Repetitions (see 7.9) are implemented in a similar way to alternatives. The TPGWrongMatch tells TPG when to go out of the loop. See figures 14.9 and 14.10 for repetition examples.



Figure 14.9: Repetition examples: builtin ?, * and +


Grammar

Generated code





 
parser Repetitions:  
 
    ZERO_or_ONE ->  
 
 
 
        A ?  
        ;  
 
 
    ZERO_or_MORE ->  
 
 
 
 
        A *  
        ;  
 
 
 
 
    ONE_or_MORE ->  
 
 
 
 
 
        A +  
        ;
 
class Repetitions(tpg.base.ToyParser,):  
 
    def ZERO_or_ONE(self,):  
        """ ZERO_or_ONE -> A? """  
        __p1 = self._cur_token  
        try:  
            self.A()  
        except self.TPGWrongMatch:  
            self._cur_token = __p1  
 
    def ZERO_or_MORE(self,):  
        """ ZERO_or_MORE -> A* """  
        __p1 = self._cur_token  
        while 1:  
            try:  
                self.A()  
                __p1 = self._cur_token  
            except self.TPGWrongMatch:  
                self._cur_token = __p1  
                break  
 
    def ONE_or_MORE(self,):  
        """ ONE_or_MORE -> A+ """  
        __p1 = self._cur_token  
        __n1 = 0  
        while 1:  
            try:  
                self.A()  
                __n1 += 1  
                __p1 = self._cur_token  
            except self.TPGWrongMatch:  
                if __n1 >= 1:  
                    self._cur_token = __p1  
                    break  
                else:  
                    self.WrongMatch()





Figure 14.10: Repetition examples: user defined {m,n}


Grammar

Generated code





 
parser Repetitions:  
 
    USER_DEFINED ->  
 
 
 
 
 
        A{2,5}  
        ;
 
class Repetitions(tpg.base.ToyParser,):  
 
    def USER_DEFINED(self,):  
        """ USER_DEFINED -> A{2,5} """  
        __p1 = self._cur_token  
        __n1 = 0  
        while __n1<5:  
            try:  
                self.A()  
                __n1 += 1  
                __p1 = self._cur_token  
            except self.TPGWrongMatch:  
                if __n1 >= 2:  
                    self._cur_token = __p1  
                    break  
                else:  
                    self.WrongMatch()



14.3.7 Abstract syntax trees

Abstract syntax trees (see 7.11.1) are simply Python objects. The figure 14.11 shows the instanciation of a node. The figure 14.12 shows the update with the add method.

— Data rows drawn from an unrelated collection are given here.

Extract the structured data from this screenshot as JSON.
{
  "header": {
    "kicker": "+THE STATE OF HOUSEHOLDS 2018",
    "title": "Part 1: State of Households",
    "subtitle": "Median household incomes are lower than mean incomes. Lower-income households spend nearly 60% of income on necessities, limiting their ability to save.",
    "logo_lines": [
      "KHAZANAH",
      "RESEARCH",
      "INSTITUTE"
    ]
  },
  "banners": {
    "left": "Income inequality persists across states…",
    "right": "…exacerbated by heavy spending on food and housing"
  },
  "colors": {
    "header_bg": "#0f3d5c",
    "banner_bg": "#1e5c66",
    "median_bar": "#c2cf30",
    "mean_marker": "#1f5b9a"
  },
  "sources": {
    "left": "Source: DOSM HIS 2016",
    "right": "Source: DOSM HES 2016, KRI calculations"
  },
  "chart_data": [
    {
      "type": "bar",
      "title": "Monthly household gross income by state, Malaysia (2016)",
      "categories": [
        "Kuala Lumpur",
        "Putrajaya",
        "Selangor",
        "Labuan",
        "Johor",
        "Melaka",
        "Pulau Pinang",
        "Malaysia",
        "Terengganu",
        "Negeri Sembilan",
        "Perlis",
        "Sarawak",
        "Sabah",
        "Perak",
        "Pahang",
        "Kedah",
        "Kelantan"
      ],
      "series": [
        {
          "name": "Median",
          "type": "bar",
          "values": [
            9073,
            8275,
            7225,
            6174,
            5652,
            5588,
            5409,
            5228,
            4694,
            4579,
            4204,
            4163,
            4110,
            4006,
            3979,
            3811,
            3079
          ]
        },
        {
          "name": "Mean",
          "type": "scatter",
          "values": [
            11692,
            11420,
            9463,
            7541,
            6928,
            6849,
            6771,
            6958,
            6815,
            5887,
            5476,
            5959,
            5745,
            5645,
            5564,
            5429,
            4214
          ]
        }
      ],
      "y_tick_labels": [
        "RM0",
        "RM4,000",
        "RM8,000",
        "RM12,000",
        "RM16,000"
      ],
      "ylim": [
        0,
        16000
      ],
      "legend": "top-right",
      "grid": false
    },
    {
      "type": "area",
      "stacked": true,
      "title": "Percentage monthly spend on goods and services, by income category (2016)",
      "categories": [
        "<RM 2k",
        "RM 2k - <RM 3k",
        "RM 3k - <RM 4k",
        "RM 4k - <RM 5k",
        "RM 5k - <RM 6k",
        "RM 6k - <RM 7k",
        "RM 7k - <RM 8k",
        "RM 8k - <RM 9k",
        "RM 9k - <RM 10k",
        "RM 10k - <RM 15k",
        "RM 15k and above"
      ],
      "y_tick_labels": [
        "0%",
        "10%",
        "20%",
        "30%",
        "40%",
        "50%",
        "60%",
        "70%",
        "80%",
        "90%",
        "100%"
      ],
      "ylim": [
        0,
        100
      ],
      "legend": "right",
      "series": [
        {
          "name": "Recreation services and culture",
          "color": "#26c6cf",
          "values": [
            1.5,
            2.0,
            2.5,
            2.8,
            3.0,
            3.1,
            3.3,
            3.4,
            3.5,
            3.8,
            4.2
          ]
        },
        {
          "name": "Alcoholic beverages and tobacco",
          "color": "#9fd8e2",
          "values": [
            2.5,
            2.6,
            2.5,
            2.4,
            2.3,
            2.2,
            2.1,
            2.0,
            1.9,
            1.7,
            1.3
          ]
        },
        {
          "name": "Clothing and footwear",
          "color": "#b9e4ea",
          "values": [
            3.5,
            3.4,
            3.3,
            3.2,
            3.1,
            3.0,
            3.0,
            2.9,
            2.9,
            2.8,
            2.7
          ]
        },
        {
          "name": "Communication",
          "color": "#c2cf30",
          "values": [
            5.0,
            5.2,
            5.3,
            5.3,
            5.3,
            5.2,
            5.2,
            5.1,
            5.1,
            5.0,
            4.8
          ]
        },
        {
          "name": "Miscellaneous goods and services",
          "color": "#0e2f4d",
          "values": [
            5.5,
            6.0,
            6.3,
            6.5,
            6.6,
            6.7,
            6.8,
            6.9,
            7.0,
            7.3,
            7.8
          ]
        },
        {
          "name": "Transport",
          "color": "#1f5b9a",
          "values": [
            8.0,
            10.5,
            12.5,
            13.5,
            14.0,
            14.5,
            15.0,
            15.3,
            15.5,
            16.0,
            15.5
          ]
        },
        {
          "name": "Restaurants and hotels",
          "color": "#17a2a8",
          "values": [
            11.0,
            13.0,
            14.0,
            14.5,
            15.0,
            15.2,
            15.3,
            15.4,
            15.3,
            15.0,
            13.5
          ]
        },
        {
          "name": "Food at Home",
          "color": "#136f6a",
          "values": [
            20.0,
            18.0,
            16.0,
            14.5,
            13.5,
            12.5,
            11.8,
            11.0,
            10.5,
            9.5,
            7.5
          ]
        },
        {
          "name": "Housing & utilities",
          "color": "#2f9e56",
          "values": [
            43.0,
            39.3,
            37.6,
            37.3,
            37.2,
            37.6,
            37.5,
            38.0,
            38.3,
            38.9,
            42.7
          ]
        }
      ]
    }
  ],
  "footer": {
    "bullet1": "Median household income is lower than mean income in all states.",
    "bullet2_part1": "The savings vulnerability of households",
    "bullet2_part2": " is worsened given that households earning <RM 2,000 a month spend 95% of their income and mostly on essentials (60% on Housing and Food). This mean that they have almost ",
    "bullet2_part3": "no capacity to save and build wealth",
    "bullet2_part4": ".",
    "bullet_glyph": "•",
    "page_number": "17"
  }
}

Figure 14.11: AST instanciation example


Grammar

Generated code





 
{{  
    class Couple:  
        def __init__(self, a, b):  
            self.a = a  
            self.b = b  
}}  
parser Foo:  
    COUPLE1/c ->  
 
        c=Couple<a,b>  
        ;  
 
    COUPLE2/Couple<a,b> ->  
 
        ;
 
 
class Couple:  
    def __init__(self, a, b):  
        self.a = a  
        self.b = b  
class Foo(tpg.base.ToyParser,):  
 
    def COUPLE1(self,):  
        """ COUPLE1 ->  """  
        c = Couple(a,b)  
        return c  
 
    def COUPLE2(self,):  
        """ COUPLE2 ->  """  
        return Couple(a,b)





Figure 14.12: AST update example


Grammar

Generated code





 
{{  
    class List(list):  
        add = list.append  
}}  
parser Foo:  
    LIST/l ->  
 
        l = List<>  
        ITEM/a  
        l-a  
        ;
 
 
class List(list):  
    add = list.append  
class Foo(tpg.base.ToyParser,):  
 
    def LIST(self,):  
        """ LIST -> ITEM """  
        l = List()  
        a = self.ITEM()  
        l.add(a)  
        return l



14.3.8 Text extraction

Text can be extracted (see 7.11.2) from the input string (including separators). The prefix @ operator puts a mark on the current token. The infix .. operator extracts the text between two marks.

The figure 14.13 shows how this extraction works.



Figure 14.13: Text extraction


Grammar

Generated code





 
parser Foo:  
 
    S ->  
 
        A  
        @x          # put a mark 'x'  
        B  
        C  
        @y          # put a mark 'y'  
        t = x..y    # extract from 'x' to 'y'  
        ;
 
class Foo(tpg.base.ToyParser,):  
 
    def S(self,):  
        """ S -> A B C """  
        self.A()  
        x = self._mark()  
        self.B()  
        self.C()  
        y = self._mark()  
        t = self._extract(x,y)



14.3.9 Python objects

TPG has an adapted syntax for some Python expressions (see 7.11.3).

The figure 14.14 shows this implementation.



Figure 14.14: Python object in TPG


Grammar

Generated code





 
parser Foo:  
 
    Bar ->  
 
        x = y  
        x = "string"  
        x = <y>  
        x = <y, z>  
        x = {{ x + y }}  
        x = y.z  
        x = y<a,b>  
        x = z<>  
        x = lst[1]  
        x = lst[2:3]  
        x = lst[:3]  
        x = lst[2:]  
        x = lst[:]  
        ;
 
class Foo(tpg.base.ToyParser,):  
 
    def Bar(self,):  
        """ Bar ->  """  
        x = y  
        x = r"string"  
        x = (y, )  
        x = (y, z, )  
        x = x + y  
        x = y.z  
        x = y(a,b)  
        x = z()  
        x = lst[1]  
        x = lst[2:3]  
        x = lst[:3]  
        x = lst[2:]  
        x = lst[:]